We come to Market Square. In the summer, I pretend to be in a militia here. Now it is a field of white, reflecting those snow-pink clouds, making it seem warmer than it is. Turning to go past the Randolph house a sudden snatch of song finds its way into my ear. "...Christ the Saviour is born...Christ the Saviour is born." A choir is singing "Silent Night." They repeat the first verse, faint across the green. Cressets are set up, blazing away, and a crowd is gathered. I don't wait for the path, but plunge across the virgin inch of snow to the courthouse, where a choir is singing from the steps. (imported from England. 1772. my brain reminds me) By the time I reach them, they have moved on to "I Saw Three Ships" and I am calmer. I am reminded that life goes on. My life goes on. I am not disembowled, I am freezing. I move closer to a cresset and feel warmth on my face.
The music follows us down the street.
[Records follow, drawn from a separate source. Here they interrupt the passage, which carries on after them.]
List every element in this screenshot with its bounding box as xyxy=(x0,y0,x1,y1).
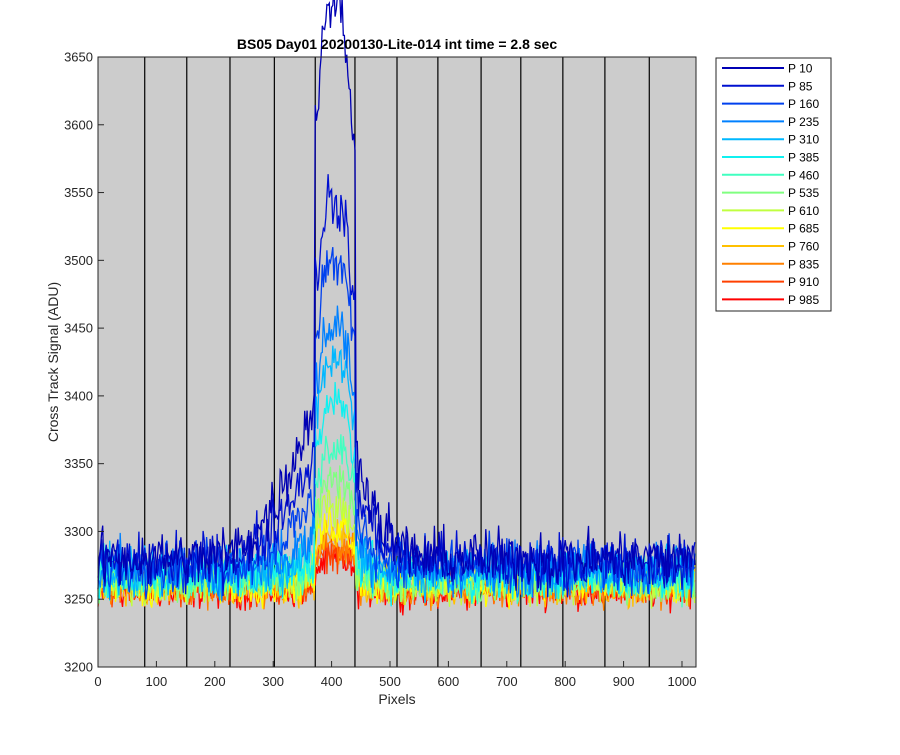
y-tick-label: 3300 xyxy=(64,524,93,539)
legend-entry-label: P 160 xyxy=(788,97,819,111)
x-tick-label: 800 xyxy=(554,674,576,689)
legend-entry-label: P 535 xyxy=(788,186,819,200)
x-tick-label: 200 xyxy=(204,674,226,689)
y-axis-label: Cross Track Signal (ADU) xyxy=(45,282,61,442)
y-tick-label: 3350 xyxy=(64,456,93,471)
legend-entry-label: P 685 xyxy=(788,222,819,236)
x-tick-label: 900 xyxy=(613,674,635,689)
x-tick-label: 300 xyxy=(262,674,284,689)
legend-entry-label: P 910 xyxy=(788,275,819,289)
x-axis: 0 100 200 300 400 500 600 700 800 900 1000 xyxy=(94,661,696,689)
y-tick-label: 3600 xyxy=(64,117,93,132)
x-tick-label: 400 xyxy=(321,674,343,689)
y-tick-label: 3250 xyxy=(64,592,93,607)
legend-entry-label: P 310 xyxy=(788,133,819,147)
x-tick-label: 500 xyxy=(379,674,401,689)
chart-title: BS05 Day01 20200130-Lite-014 int time = … xyxy=(237,36,557,52)
legend-entry-label: P 835 xyxy=(788,257,819,271)
x-tick-label: 700 xyxy=(496,674,518,689)
y-tick-label: 3650 xyxy=(64,50,93,65)
y-tick-label: 3400 xyxy=(64,388,93,403)
legend-entry-label: P 235 xyxy=(788,115,819,129)
y-axis: 3200 3250 3300 3350 3400 3450 3500 3550 3600 3650 xyxy=(64,50,104,675)
x-tick-label: 100 xyxy=(146,674,168,689)
x-tick-label: 600 xyxy=(438,674,460,689)
legend-entry-label: P 760 xyxy=(788,240,819,254)
legend-items: P 10 P 85 P 160 P 235 P 310 P 385 P 460 P 535 P … xyxy=(722,62,819,307)
y-tick-label: 3200 xyxy=(64,660,93,675)
x-axis-label: Pixels xyxy=(378,691,415,707)
legend-entry-label: P 10 xyxy=(788,62,813,76)
y-tick-label: 3500 xyxy=(64,253,93,268)
y-tick-label: 3550 xyxy=(64,185,93,200)
x-tick-label: 0 xyxy=(94,674,101,689)
plot-frame xyxy=(97,56,697,668)
y-tick-label: 3450 xyxy=(64,321,93,336)
legend: P 10 P 85 P 160 P 235 P 310 P 385 P 460 P 535 P … xyxy=(715,57,832,312)
legend-box xyxy=(715,57,832,312)
legend-entry-label: P 85 xyxy=(788,79,813,93)
legend-entry-label: P 460 xyxy=(788,168,819,182)
legend-entry-label: P 385 xyxy=(788,151,819,165)
series-line-p-10 xyxy=(97,0,696,591)
series-lines xyxy=(97,0,696,616)
x-tick-label: 1000 xyxy=(668,674,697,689)
legend-entry-label: P 985 xyxy=(788,293,819,307)
legend-entry-label: P 610 xyxy=(788,204,819,218)
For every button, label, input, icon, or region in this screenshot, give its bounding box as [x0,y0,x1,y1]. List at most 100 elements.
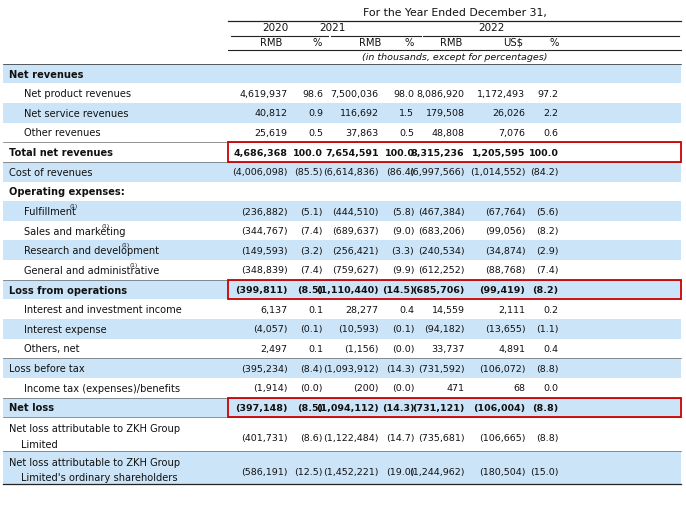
Text: 68: 68 [514,383,525,392]
Text: (0.0): (0.0) [300,383,323,392]
Bar [3,182,681,202]
Bar [3,339,681,358]
Text: (8.2): (8.2) [536,227,558,236]
Text: 8,086,920: 8,086,920 [416,90,464,99]
Text: General and administrative: General and administrative [24,265,159,275]
Text: Loss from operations: Loss from operations [9,285,127,295]
Text: 8,315,236: 8,315,236 [411,148,464,157]
Text: (1): (1) [121,243,130,248]
Text: 0.5: 0.5 [308,129,323,138]
Text: 2,111: 2,111 [499,305,525,314]
Text: (731,121): (731,121) [412,403,464,412]
Text: Interest expense: Interest expense [24,324,106,334]
Text: (88,768): (88,768) [485,266,525,275]
Text: 0.1: 0.1 [308,305,323,314]
Text: For the Year Ended December 31,: For the Year Ended December 31, [363,8,547,18]
Text: (1,094,112): (1,094,112) [316,403,379,412]
Text: (0.1): (0.1) [300,325,323,334]
Text: (67,764): (67,764) [485,207,525,216]
Text: (7.4): (7.4) [536,266,558,275]
Text: (1,122,484): (1,122,484) [323,434,379,442]
Text: 0.6: 0.6 [543,129,558,138]
Text: Operating expenses:: Operating expenses: [9,187,125,197]
Bar [3,300,681,319]
Text: 4,686,368: 4,686,368 [233,148,287,157]
Text: Net loss attributable to ZKH Group: Net loss attributable to ZKH Group [9,457,180,467]
Text: Research and development: Research and development [24,246,159,256]
Text: (85.5): (85.5) [294,168,323,177]
Bar [3,123,681,143]
Text: Fulfillment: Fulfillment [24,207,76,217]
Text: 0.0: 0.0 [543,383,558,392]
Bar [228,398,681,417]
Text: (759,627): (759,627) [332,266,379,275]
Text: 100.0: 100.0 [384,148,414,157]
Text: (9.0): (9.0) [392,227,414,236]
Text: 6,137: 6,137 [260,305,287,314]
Bar [3,241,681,261]
Text: (8.8): (8.8) [532,403,558,412]
Text: 4,619,937: 4,619,937 [239,90,287,99]
Text: (in thousands, except for percentages): (in thousands, except for percentages) [362,52,547,62]
Text: 1,205,595: 1,205,595 [472,148,525,157]
Text: 1.5: 1.5 [399,109,414,118]
Bar [3,417,681,450]
Text: (735,681): (735,681) [418,434,464,442]
Text: 0.5: 0.5 [399,129,414,138]
Text: (5.8): (5.8) [392,207,414,216]
Text: 0.2: 0.2 [543,305,558,314]
Text: RMB: RMB [260,38,282,48]
Text: (14.3): (14.3) [386,364,414,373]
Text: 98.0: 98.0 [393,90,414,99]
Bar [3,163,681,182]
Text: Net service revenues: Net service revenues [24,108,128,119]
Text: (7.4): (7.4) [300,227,323,236]
Text: 0.9: 0.9 [308,109,323,118]
Bar [3,398,681,417]
Text: (84.2): (84.2) [530,168,558,177]
Text: (5.1): (5.1) [300,207,323,216]
Text: (397,148): (397,148) [235,403,287,412]
Text: (5.6): (5.6) [536,207,558,216]
Text: (1,014,552): (1,014,552) [470,168,525,177]
Bar [3,65,681,84]
Text: (8.8): (8.8) [536,434,558,442]
Text: (685,706): (685,706) [412,286,464,295]
Text: (1,244,962): (1,244,962) [409,467,464,476]
Text: (4,006,098): (4,006,098) [232,168,287,177]
Text: 98.6: 98.6 [302,90,323,99]
Text: 2.2: 2.2 [543,109,558,118]
Bar [3,378,681,398]
Text: Other revenues: Other revenues [24,128,101,138]
Text: (180,504): (180,504) [479,467,525,476]
Text: Net revenues: Net revenues [9,69,84,79]
Text: (612,252): (612,252) [418,266,464,275]
Text: 2020: 2020 [262,23,288,34]
Text: 26,026: 26,026 [493,109,525,118]
Text: Income tax (expenses)/benefits: Income tax (expenses)/benefits [24,383,180,393]
Text: (689,637): (689,637) [332,227,379,236]
Text: (0.0): (0.0) [392,344,414,353]
Bar [3,104,681,123]
Text: (586,191): (586,191) [241,467,287,476]
Text: US$: US$ [503,38,523,48]
Text: (683,206): (683,206) [418,227,464,236]
Text: 37,863: 37,863 [346,129,379,138]
Text: (1.1): (1.1) [536,325,558,334]
Text: (399,811): (399,811) [235,286,287,295]
Text: (8.2): (8.2) [532,286,558,295]
Text: 100.0: 100.0 [528,148,558,157]
Bar [228,143,681,163]
Text: (8.5): (8.5) [297,403,323,412]
Text: (8.5): (8.5) [297,286,323,295]
Text: 4,891: 4,891 [499,344,525,353]
Text: (99,419): (99,419) [480,286,525,295]
Bar [3,84,681,104]
Text: (731,592): (731,592) [418,364,464,373]
Text: (15.0): (15.0) [530,467,558,476]
Text: (344,767): (344,767) [241,227,287,236]
Text: 179,508: 179,508 [425,109,464,118]
Text: (2.9): (2.9) [536,246,558,256]
Text: (6,997,566): (6,997,566) [409,168,464,177]
Text: 2022: 2022 [478,23,504,34]
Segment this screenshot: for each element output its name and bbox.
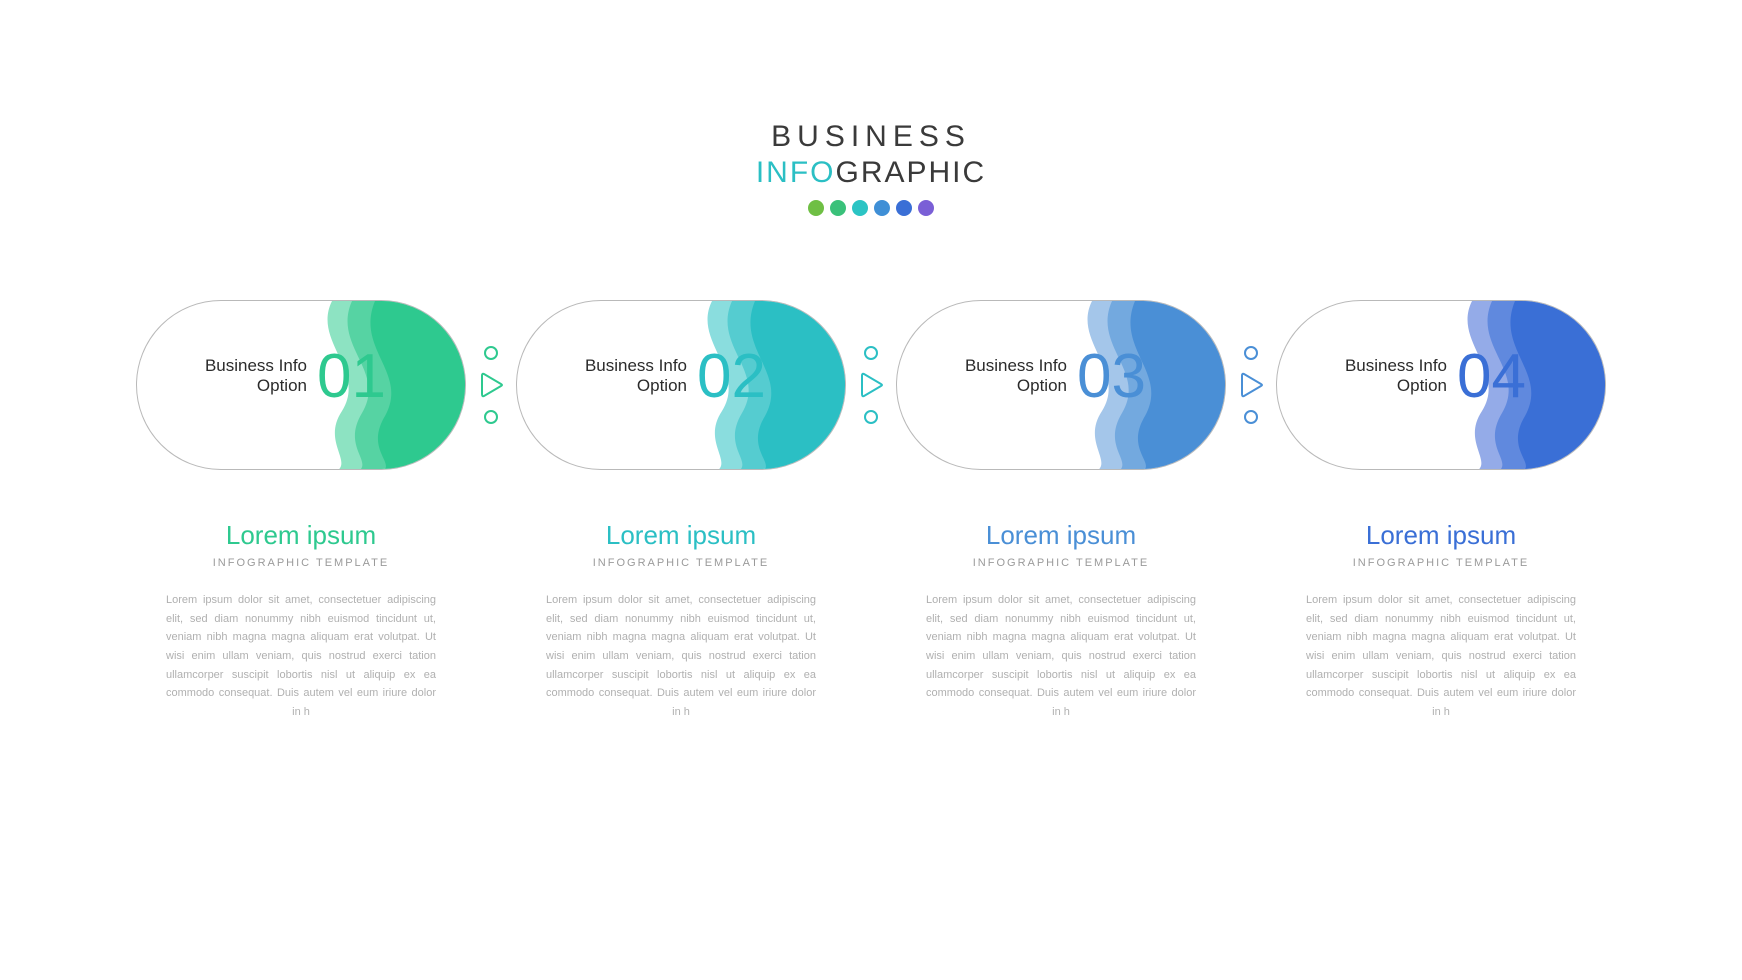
option-pill: Business Info Option 01 bbox=[136, 300, 466, 470]
block-subheading: INFOGRAPHIC TEMPLATE bbox=[136, 557, 466, 569]
block-subheading: INFOGRAPHIC TEMPLATE bbox=[516, 557, 846, 569]
block-body: Lorem ipsum dolor sit amet, consectetuer… bbox=[896, 591, 1226, 722]
header-dot bbox=[874, 200, 890, 216]
header-dot bbox=[808, 200, 824, 216]
pill-wrap: Business Info Option 03 bbox=[896, 300, 1226, 470]
connector-circle-icon bbox=[1244, 410, 1258, 424]
header: BUSINESS INFOGRAPHIC bbox=[0, 120, 1742, 216]
option-pill: Business Info Option 04 bbox=[1276, 300, 1606, 470]
pill-label-top: Business Info bbox=[1317, 356, 1447, 376]
pill-label-bottom: Option bbox=[937, 376, 1067, 396]
pill-label-top: Business Info bbox=[177, 356, 307, 376]
text-row: Lorem ipsum INFOGRAPHIC TEMPLATE Lorem i… bbox=[0, 520, 1742, 722]
pill-label: Business Info Option bbox=[937, 356, 1067, 396]
connector-triangle-icon bbox=[476, 370, 506, 400]
connector-circle-icon bbox=[864, 346, 878, 360]
pill-wrap: Business Info Option 02 bbox=[516, 300, 846, 470]
title-line2: INFOGRAPHIC bbox=[0, 156, 1742, 190]
pill-label: Business Info Option bbox=[1317, 356, 1447, 396]
block-heading: Lorem ipsum bbox=[1276, 520, 1606, 551]
pill-label: Business Info Option bbox=[177, 356, 307, 396]
pill-label-bottom: Option bbox=[557, 376, 687, 396]
block-heading: Lorem ipsum bbox=[516, 520, 846, 551]
option-pill: Business Info Option 02 bbox=[516, 300, 846, 470]
block-subheading: INFOGRAPHIC TEMPLATE bbox=[1276, 557, 1606, 569]
block-body: Lorem ipsum dolor sit amet, consectetuer… bbox=[1276, 591, 1606, 722]
block-subheading: INFOGRAPHIC TEMPLATE bbox=[896, 557, 1226, 569]
pill-label-bottom: Option bbox=[177, 376, 307, 396]
title-graphic: GRAPHIC bbox=[835, 156, 986, 189]
pill-number: 01 bbox=[317, 341, 386, 412]
header-dot bbox=[896, 200, 912, 216]
pill-number: 03 bbox=[1077, 341, 1146, 412]
block-body: Lorem ipsum dolor sit amet, consectetuer… bbox=[516, 591, 846, 722]
header-dot bbox=[918, 200, 934, 216]
pill-label-top: Business Info bbox=[937, 356, 1067, 376]
pill-wrap: Business Info Option 01 bbox=[136, 300, 466, 470]
infographic-canvas: BUSINESS INFOGRAPHIC Business Info Optio… bbox=[0, 0, 1742, 980]
connector-circle-icon bbox=[864, 410, 878, 424]
connector-circle-icon bbox=[484, 410, 498, 424]
block-body: Lorem ipsum dolor sit amet, consectetuer… bbox=[136, 591, 466, 722]
header-dot bbox=[852, 200, 868, 216]
pill-number: 04 bbox=[1457, 341, 1526, 412]
connector bbox=[846, 300, 896, 470]
title-line1: BUSINESS bbox=[0, 120, 1742, 154]
option-pill: Business Info Option 03 bbox=[896, 300, 1226, 470]
pill-wrap: Business Info Option 04 bbox=[1276, 300, 1606, 470]
text-block: Lorem ipsum INFOGRAPHIC TEMPLATE Lorem i… bbox=[136, 520, 466, 722]
block-heading: Lorem ipsum bbox=[136, 520, 466, 551]
title-info: INFO bbox=[756, 156, 836, 189]
connector bbox=[1226, 300, 1276, 470]
connector-triangle-icon bbox=[1236, 370, 1266, 400]
connector-circle-icon bbox=[484, 346, 498, 360]
header-dots bbox=[0, 200, 1742, 216]
text-block: Lorem ipsum INFOGRAPHIC TEMPLATE Lorem i… bbox=[516, 520, 846, 722]
pill-label-bottom: Option bbox=[1317, 376, 1447, 396]
text-block: Lorem ipsum INFOGRAPHIC TEMPLATE Lorem i… bbox=[896, 520, 1226, 722]
pill-label-top: Business Info bbox=[557, 356, 687, 376]
text-block: Lorem ipsum INFOGRAPHIC TEMPLATE Lorem i… bbox=[1276, 520, 1606, 722]
connector-circle-icon bbox=[1244, 346, 1258, 360]
connector bbox=[466, 300, 516, 470]
block-heading: Lorem ipsum bbox=[896, 520, 1226, 551]
pill-number: 02 bbox=[697, 341, 766, 412]
pill-label: Business Info Option bbox=[557, 356, 687, 396]
header-dot bbox=[830, 200, 846, 216]
pill-row: Business Info Option 01 Business Info Op… bbox=[0, 300, 1742, 470]
connector-triangle-icon bbox=[856, 370, 886, 400]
People stop me and fawn over my beagle like they always do. At Chowning's, Kizzy gets two treats to keep him warm. People are friendly. The music is hovering like a warm vapor rising from a cup of cider, keeping people content in the cold. I am very sad. But it is the sadness of acceptance, of laying down a burden too great for any person to bear. I suppose I prayed as I walked, although if I did there weren't any words. I stop to compliment the choir--they are from a Methodist church--and they invite me to service on Christmas Eve.
I wonder if there will ever be another Christmas that isn't tinged with melancholy. Some of the best secular songs have it--that dose of melancholy that evens out the unabated joy. "I'll be home for Christmas...if only in my dreams." "Through the years, we all will be together...if the Fates allow." If I'll ever join another family gathering without making a mental list of who is not with us. It hurts almost as much knowing that my children won't get to meet her, know her like I did. But that's me being selfish again. Maybe this is what growing up is. Now I am the adult, it is my turn to buy the presents and bake cookies. To leave the receiving and frosting to the kids. Now that I am the adult I have to walk the dog, no matter what.
Here's hoping everyone is staying warm.
Silent night, holy night,
All is calm, all is bright.
Round yon virgin, mother and child.
Holy infant, tender and mild.
Sleep in heavenly peace...sleep in heavenly peace.